We used simulations to investigate the accuracy of analyses of concentration–binary response relations using logistic regression. The implications of these simulations for pharmacodynamic investigations are as follows:

• 1. The accuracy of parameter estimates increases as n and γ increase. The coefficient of variation of C⁵⁰in small studies (≤ 20) may be as high as 30–40%. It should be emphasized that estimates of either C⁵⁰or γ are statistics. The distributions of these statistics are unknown; thus, the exact meaning of the coefficient of variation is unclear. Nevertheless, it seems reasonable to assume that point estimates of C⁵⁰may be in error by 30–40% in a large number of studies of this size. The coefficient of variation of γ is larger, indicating even greater error in point estimates of γ.
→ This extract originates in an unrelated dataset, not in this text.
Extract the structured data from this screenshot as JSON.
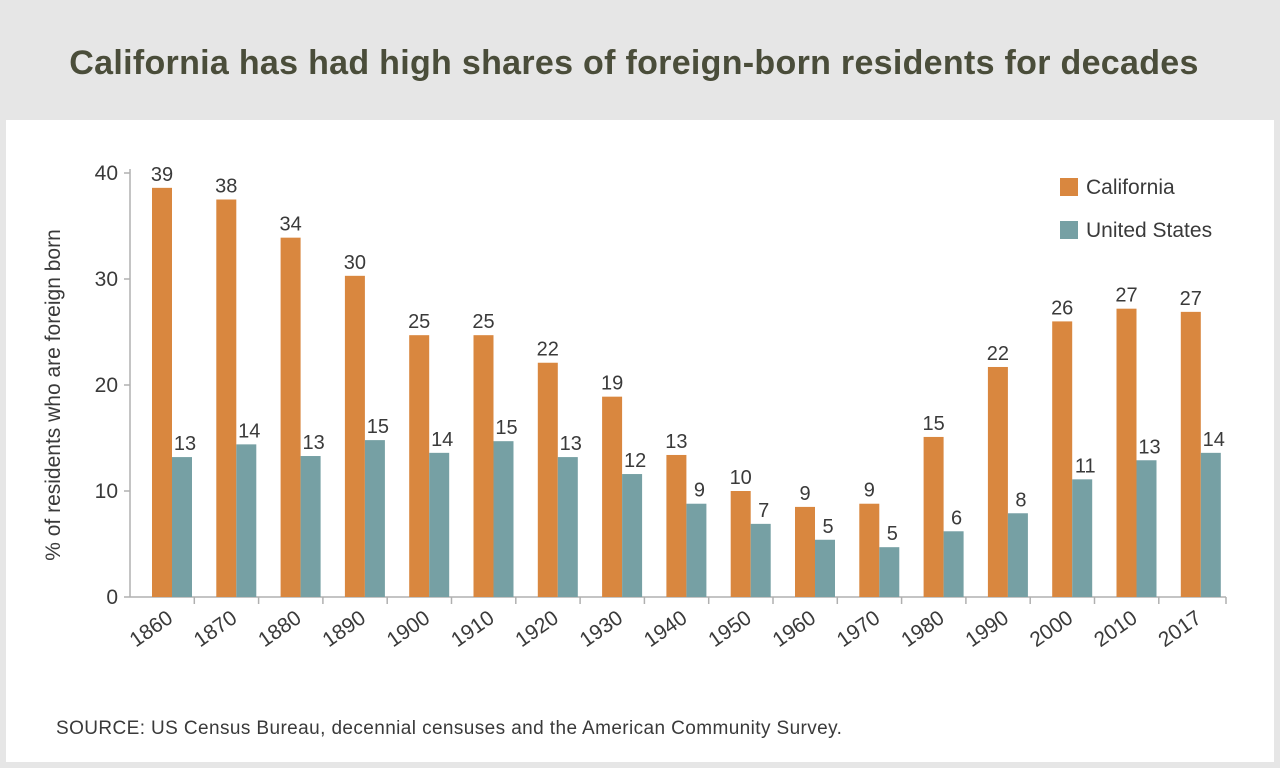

• 2. The 95% confidence intervals of C⁵⁰estimates contain the true value of C⁵⁰in most of the simulations (> 90%), even in simulations with larger coefficients of variation and even when we simulated naively pooling data from multiple patients. Confidence intervals for C⁵⁰, which are based on asymptotic statistical theory, appear to be reliable. Given the significant coefficient of variation that may occur in some studies, indicating the possibility of error in point estimates of C⁵⁰, it is clear that confidence intervals should always be reported.
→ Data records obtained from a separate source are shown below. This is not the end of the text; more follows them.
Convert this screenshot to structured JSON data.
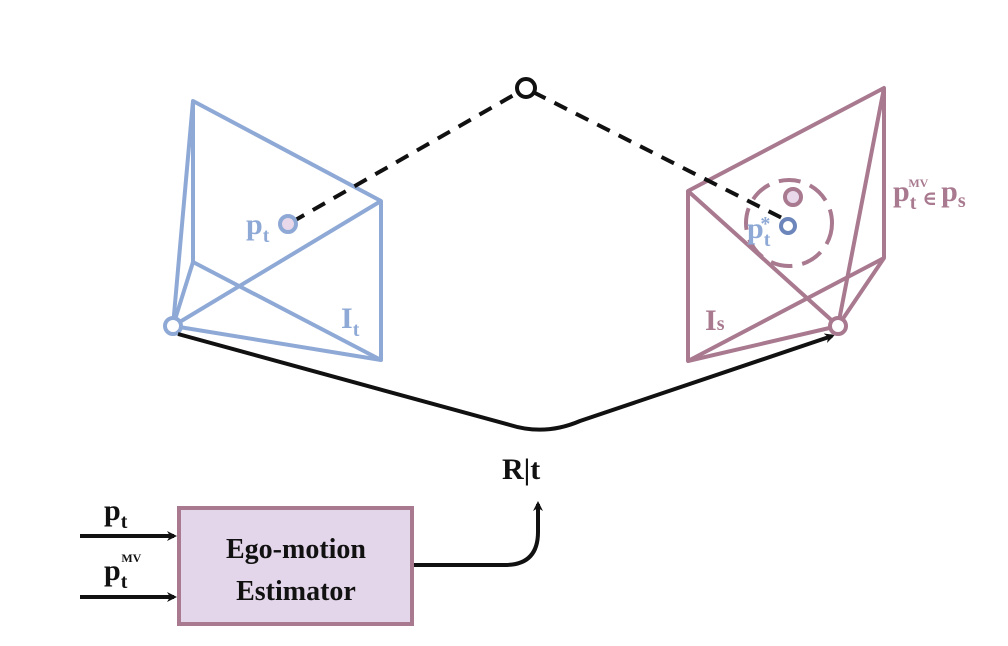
{
  "colors": {
    "target_camera": "#8fa9d6",
    "source_camera": "#a8798f",
    "box_fill": "#e4d6ea",
    "box_stroke": "#a8798f",
    "arrow": "#111111"
  },
  "icons": {
    "world_point": "hollow-circle",
    "target_origin": "hollow-circle",
    "source_origin": "hollow-circle"
  },
  "target_frame": {
    "label_main": "I",
    "label_sub": "t"
  },
  "source_frame": {
    "label_main": "I",
    "label_sub": "s"
  },
  "target_point": {
    "label_main": "p",
    "label_sub": "t"
  },
  "projected_point": {
    "label_main": "p",
    "label_sub": "t",
    "label_sup": "*"
  },
  "correspondence": {
    "label_main": "p",
    "label_sub": "t",
    "label_sup": "MV",
    "relation": "∈",
    "set_main": "p",
    "set_sub": "s"
  },
  "pose": {
    "label": "R|t"
  },
  "inputs": [
    {
      "label_main": "p",
      "label_sub": "t",
      "label_sup": ""
    },
    {
      "label_main": "p",
      "label_sub": "t",
      "label_sup": "MV"
    }
  ],
  "estimator": {
    "line1": "Ego-motion",
    "line2": "Estimator"
  }
}
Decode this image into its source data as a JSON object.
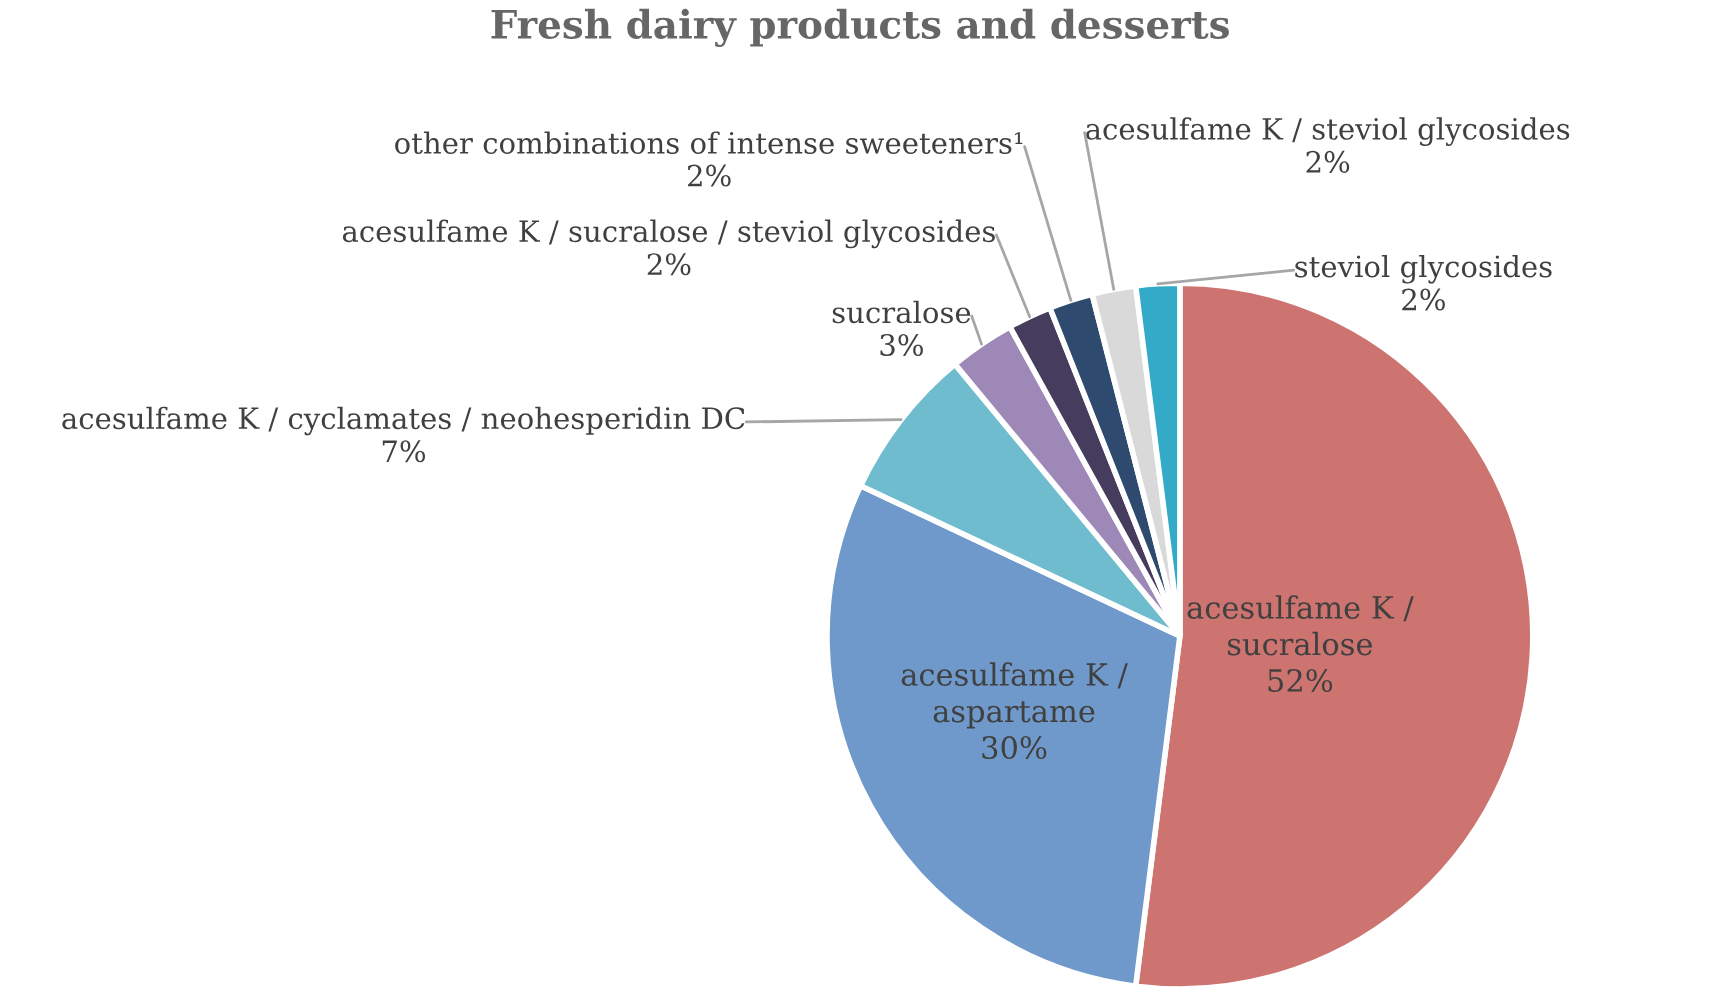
{
  "chart_data": {
    "type": "pie",
    "title": "Fresh dairy products and desserts",
    "categories": [
      "acesulfame K / sucralose",
      "acesulfame K / aspartame",
      "acesulfame K / cyclamates / neohesperidin DC",
      "sucralose",
      "acesulfame K / sucralose / steviol glycosides",
      "other combinations of intense sweeteners¹",
      "acesulfame K / steviol glycosides",
      "steviol glycosides"
    ],
    "values": [
      52,
      30,
      7,
      3,
      2,
      2,
      2,
      2
    ],
    "value_labels": [
      "52%",
      "30%",
      "7%",
      "3%",
      "2%",
      "2%",
      "2%",
      "2%"
    ],
    "colors": [
      "#cd7370",
      "#7099cb",
      "#6fbccf",
      "#9e88b8",
      "#463d5e",
      "#2e4a6e",
      "#d9d9d9",
      "#34aac9"
    ],
    "legend": false
  }
}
• 3. When we simulated pooling of data from multiple patients, we found that the 95% confidence intervals of the estimate of γ frequently did not include the true value of γ. The reason for this bias was discussed previously. Because of this, we believe that estimates of γ from studies in which data from multiple patients was naively pooled must be viewed with suspicion. In this type of analysis, intrapatient variability (embodied in the parameter γ) cannot be distinguished from interpatient variability. Accurate estimates of γ necessitate methods of analysis that take interpatient variability into account.